Nevertheless, regardless of the firm’s initial goal, China’s government can co-opt the software and data collected by these enterprises owing to China’s cyber security rules and regulations.
It may be a mere coincidence that a popular Chinese proverb aptly captures a recent breach in the Chinese messaging service MiMi.
In another instance, a hacker group supported by the Chinese government placed harmful malware into this chat software, basically replicating the historic SolarWinds attack which affected several U.S. government agencies and many private companies.
A copy of the MiMi app containing malicious code was offered to users as a result of attackers gaining the power of the server that supplied the app. In short, this attack on the software supply chain compromised the software delivery pipeline.
3. HTTPS-TLS1.3-ESNI is Blocked By China
By means of the latest firewall version, Chinese authorities will exclusively target HTTPS traffic that uses modern technologies such as TLS 1.3 or encrypted server name indication (ESNI).

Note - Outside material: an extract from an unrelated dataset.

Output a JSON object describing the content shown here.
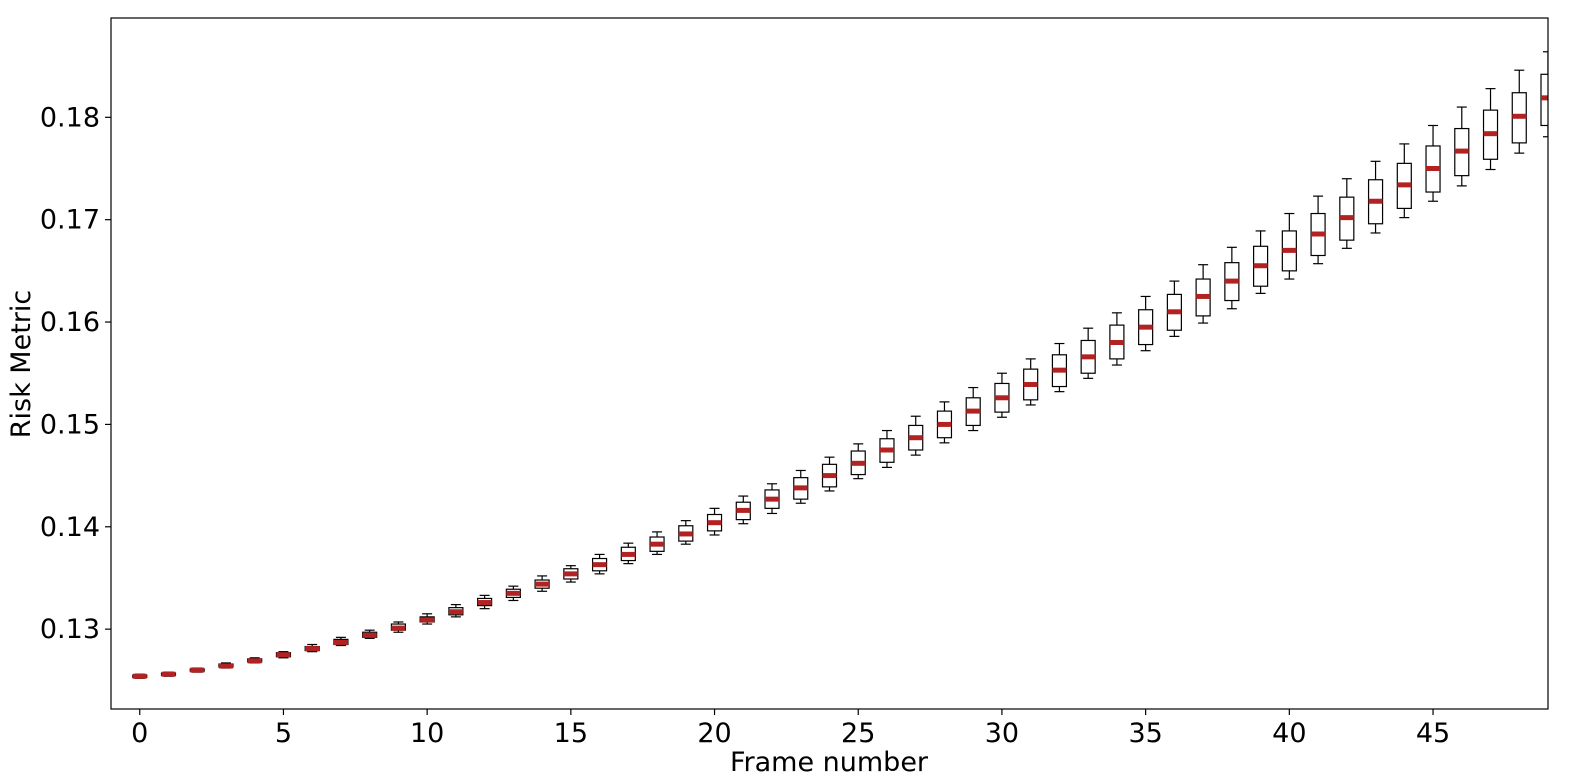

Other HTTPS traffic that utilizes previous models of the same protocols, such as TLS 1.1 or 1.2, or SNI, is still permitted to get across the Great Firewall (Server Name Indication).

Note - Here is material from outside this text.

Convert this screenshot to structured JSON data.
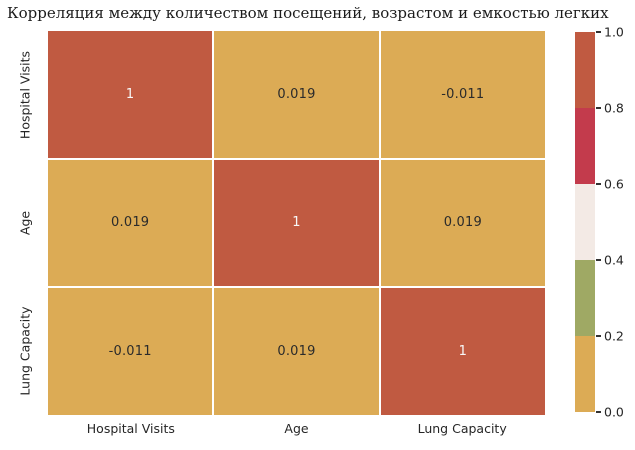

For HTTPS connections established using these older technologies, Chinese censors can deduce the domain to which a user is attempting to connect. This is accomplished by examining the (plaintext) SNI parameter during the initial phases of an HTTPS connection.
4. Software Supply Chain Attack
If these computer supply chain hacks emanated solely from criminal gangs, international leaders may sleep more soundly. This is an example of a proxy attack, in which the party desiring and funding the attack isn’t actually the one performing it. This can help to offer an alibi or deniability in case of an investigation.
The fact that a hacking organization funded by the Chinese government is attacking software supply chains, however, indicates that world leaders must view this trend as part of realpolitik and not as mere criminality.
This tendency affects the seamless passage of past digital trade and threatens to raise the cost of acquiring software, as purchasers investigate purchases from “untrustworthy” providers.
The global software distribution network does not need to be kept captive by attackers. There are ways to safeguard the confidentiality of the computer supply chain, but they’re not extensively used at the moment, exposing a security gap for attackers.
Whenever a software distribution network assault happens nowadays, especially when other good software programs are hijacked and transformed into malware vectors, it is safe to say that no one is protected from such threats.
However, the software does not have to be this way. Digital signatures and other safeguards can help secure the authenticity of the computer supply chain. Security best practices and plenty of user awareness can and does massively decrease the risk of attack from a variety of vectors.
In China, the majority of company IT departments need to gain the resources and expertise necessary to gather important information and make it meaningful for decision-making and workers. There is a scarcity of data scientists, analysts, and scientists in the sector.
Therefore, it can be conclusively said that the Chinese Government and businesses must collaborate to address privacy and security concerns and make Chinese software more secure by ensuring compliance with international security and safety standards.
In addition, it is wise to research any software a company or an individual wishes to purchase or download. Understanding where the product is created and company is headquartered can be a huge factor in the safety of your data, identity, and devices.